*Note: Written to join my own “Arsenal of Ideas”…not for any wider publication.

Almost precisely three years from now, I want to take my family on a trip around the world for a full calendar year. It’s daunting. Can we afford it? Where will we go? Will the kids appreciate it? Will our extended families visit? What will we do with the house? Will we be safe? And just what are we going to do with our dog?

Easily asked, yet none of these questions are easily answered. It’ll take work to get to the bottom of these, but first we’ve got to start with a simple structure for thinking through each one. One by one.

Here’s an assumption to get the ball rolling: we’ll depart in early June, 2022, when our daughters are out of school. Grace will be 10, soon to turn 11 by then, and so she’ll have just completed fourth grade. Georgie will be 7, and turn 8 later that fall, and so she’ll have just finished first grade. That’ll mean we’ll have to work out some sort of extended-study-abroad that’ll satisfy the school district’s requirements for fifth and second grades.

Our travel criteria centers on cities that maximize culture, that are cost-effective, feature relatively low crime, and arriving at a time of year with an appropriate climate (so as to minimize the amount of clothes and gear we bring on the trip). Based on that criteria, here’s a very rough month/city schedule:

  • June: London, UK; Paris, France
  • July: Barcelona, Spain
  • August: Lisbon/Porto, Portugal
  • September: Tangiers/Casablanca, Morocco; Rome/Florence, Italy
  • October: Split, Croatia; Athens (or island), Greece
  • November: Istanbul, Turkey; Tel Aviv/Jerusalem, Israel
  • December: Costa Rica/Belize; Santiago, Chile
  • January: Montevideo, Uruguay; Buenos Aires, Argentina
  • February: Sydney, Australia (and various other locations in Australia)
  • March: Wellington, New Zealand (and various in NZ); Vietnam/Hong Kong?
  • April: Seoul, South Korea; Tokyo, Japan
  • May: Washington, DC; New York, New York; Montreal, Canada

The strategy is to save money by slowing down. Less churn. Less rushing from one spot to the next. By staying awhile. If we’re getting longer term apartments to rent, and we’re not on the road all the time, then we can stretch our money out and go for longer.

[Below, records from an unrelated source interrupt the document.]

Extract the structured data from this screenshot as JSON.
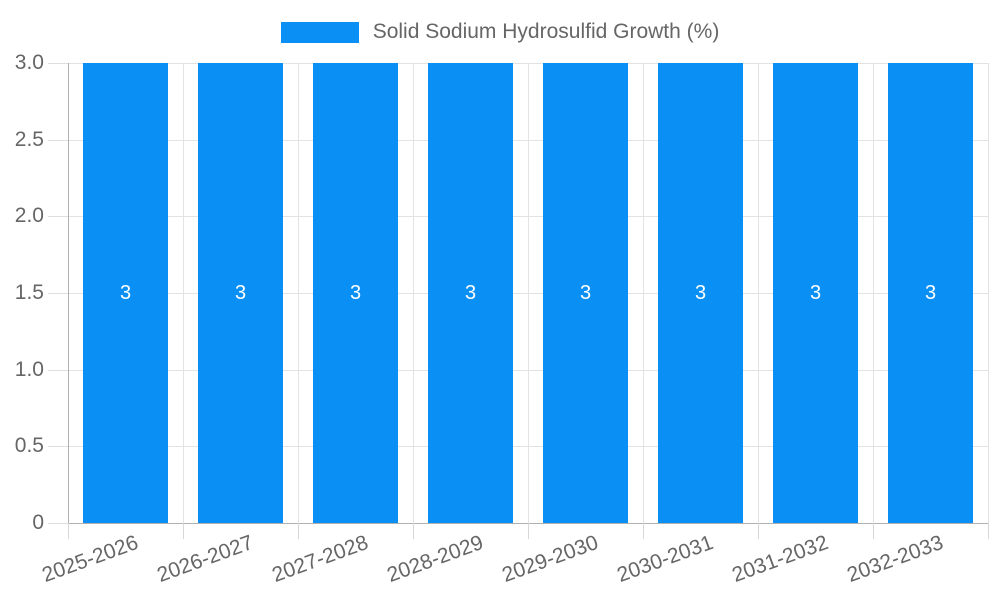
{
  "legend": {
    "label": "Solid Sodium Hydrosulfid Growth (%)"
  },
  "chart_data": {
    "type": "bar",
    "title": "Solid Sodium Hydrosulfid Growth (%)",
    "categories": [
      "2025-2026",
      "2026-2027",
      "2027-2028",
      "2028-2029",
      "2029-2030",
      "2030-2031",
      "2031-2032",
      "2032-2033"
    ],
    "series": [
      {
        "name": "Solid Sodium Hydrosulfid Growth (%)",
        "values": [
          3,
          3,
          3,
          3,
          3,
          3,
          3,
          3
        ],
        "data_labels": [
          "3",
          "3",
          "3",
          "3",
          "3",
          "3",
          "3",
          "3"
        ]
      }
    ],
    "xlabel": "",
    "ylabel": "",
    "ylim": [
      0,
      3
    ],
    "ytick_labels": [
      "3.0",
      "2.5",
      "2.0",
      "1.5",
      "1.0",
      "0.5",
      "0"
    ],
    "ytick_values": [
      3,
      2.5,
      2,
      1.5,
      1,
      0.5,
      0
    ],
    "grid": "on",
    "legend_position": "top",
    "x_label_rotation_deg": -20
  },
  "colors": {
    "bar": "#0a90f5",
    "grid": "#e3e3e3",
    "axis_border": "#b0b0b0",
    "tick_text": "#666666",
    "legend_text": "#666666",
    "bar_label_text": "#ffffff"
  }
}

There are, of course, some big leaps and medium hops in this schedule that’ll require considerable airfares to make happen. Paying for four tickets at a time will add up over time. Here’s a few:

  1. US to UK
  2. Morocco to Italy
  3. Israel to Costa Rica/Belize
  4. Costa Rica/Belize to Chile
  5. Argentina to Australia
  6. Australia to New Zealand
  7. New Zealand to South Korea
  8. Japan to the US

Not only that, there are smaller, ground bits of transportation that’ll be tough to pull off on a budget. Traveling around the Adriatic Sea, from up and over one side of Italy’s boot and over to Croatia, and then down the Croatian coast to Greece, and then on again across the Aegean Sea to Istanbul – that’ll be a bit of a trick.

So whether by air, land, or sea, the travel will get tricky and expensive.

My gut tells me to start with the dots first, and then work on connecting them. So I’ll just wicker down the locations and months by learning what I can about the five Cs: cities, culture, cost, crime, and climate.

Starting with London: How much is there to see and do and learn in London in June? From London, are there day trips we can do out and about to get to see and do more by using London as a base of support? (My gut tells me “yes,” like day trips out to Oxford and Cambridge and Greenwich and maybe even Stonehenge.) How expensive will this be? How will we get around on a daily basis? Is the crime rate OK? And what’s the weather like at that time of year?

And, inevitably, are there alternatives? This is the toughest part. It’s not so hard to decide what to do, but it will be much more difficult to decide what to miss! What about Ireland? Scotland? Norway? Germany? Might one of those be a more affordable and interesting substitute?

I don’t know. So I’d better start doing some homework.